Seminar: Networking in Space

Speaker: Prof Mark Handley, UCL
UCL Contact: Fleur Adolphe (Visitors from outside UCL please email in advance).
Date/Time: 24 Oct 18, 13:00 - 14:00
Venue: Elvin Hall, UCL Institute of Education
Further Information: Register online ...

Abstract

Several consortia are planning to build dense low Earth orbit (LEO) satellite constellations in the next few years. Of these, SpaceX is the most ambitious. Filings with the US Federal Communications Committee detail a constellation referred to as Starlink, consisting of 4,425 LEO communication satellites. It will use phased array antennas for up and downlinks and laser communication between satellites to provide low-latency high bandwidth coverage over most of the world. A subsequent phase may add another 7,518 satellites in very low earth orbit (VLEO), increasing capacity and further reducing latency.

LEO constellations such as Starlink have the potential to revolutionize wide-area Internet communications.
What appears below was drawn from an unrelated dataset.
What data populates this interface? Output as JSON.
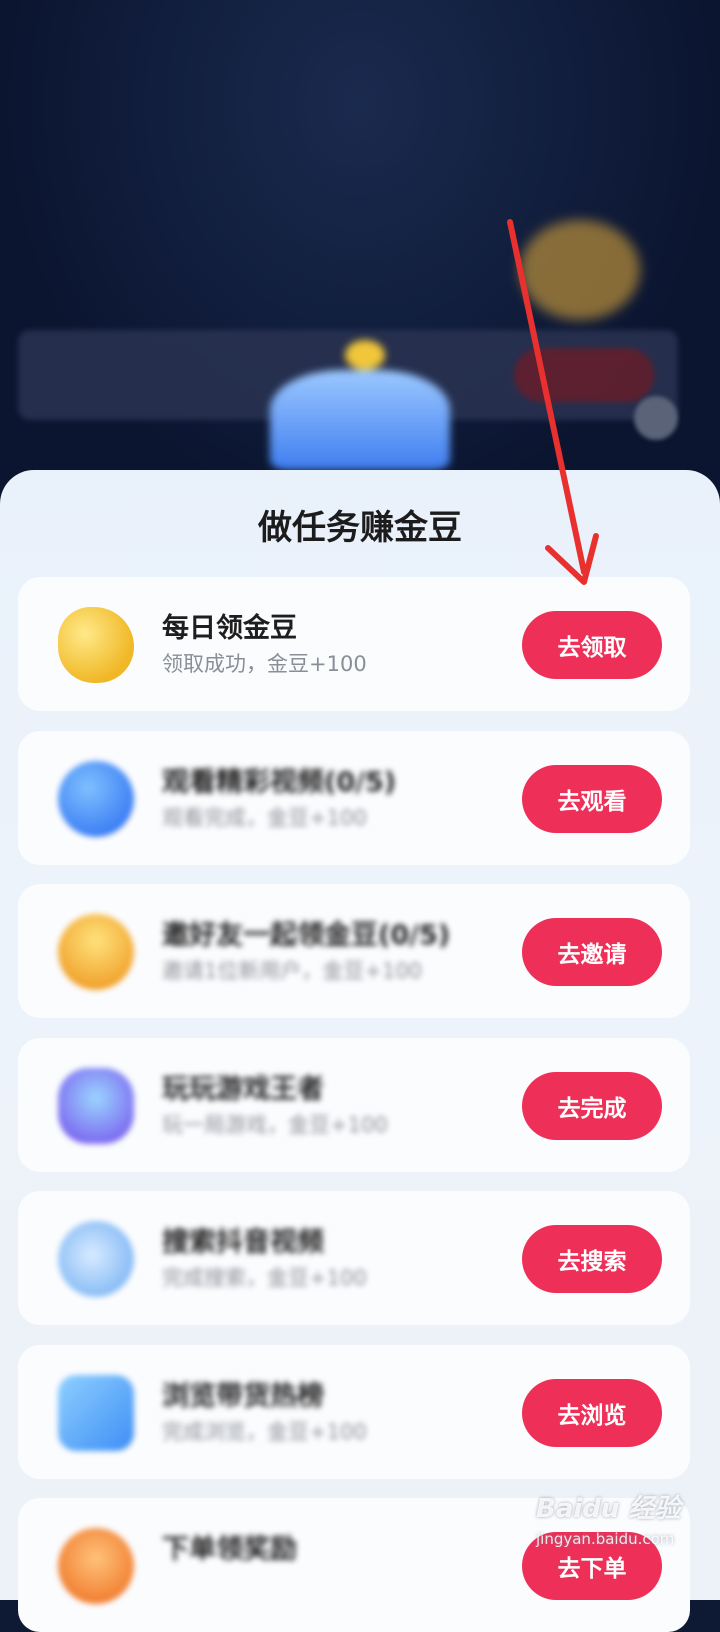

To understand the latency properties of such a network, we built a simulator based on public details from the FCC filings. In this talk, I will discuss possible ways to use the laser links to provide a network, and look at the problem of routing on this network. I will present preliminary results on how well such a network can provide low-latency communications, and examine its multipath properties. Such networks are very different from the current Internet. To achieve low latency, the path used must constantly change. Not only do link latencies change as satellites move overhead of groundstations, but latencies between satellites in crossing orbits change too, and those links are usually of short duration.

I conclude that a network built in this manner can provide lower latency communications than any possible terrestrial optical fiber network for communications over distances greater than about 3000 km. However, to achieve these benefits in a practical network will involve re-thinking many of the systems we take for granted in the current Internet.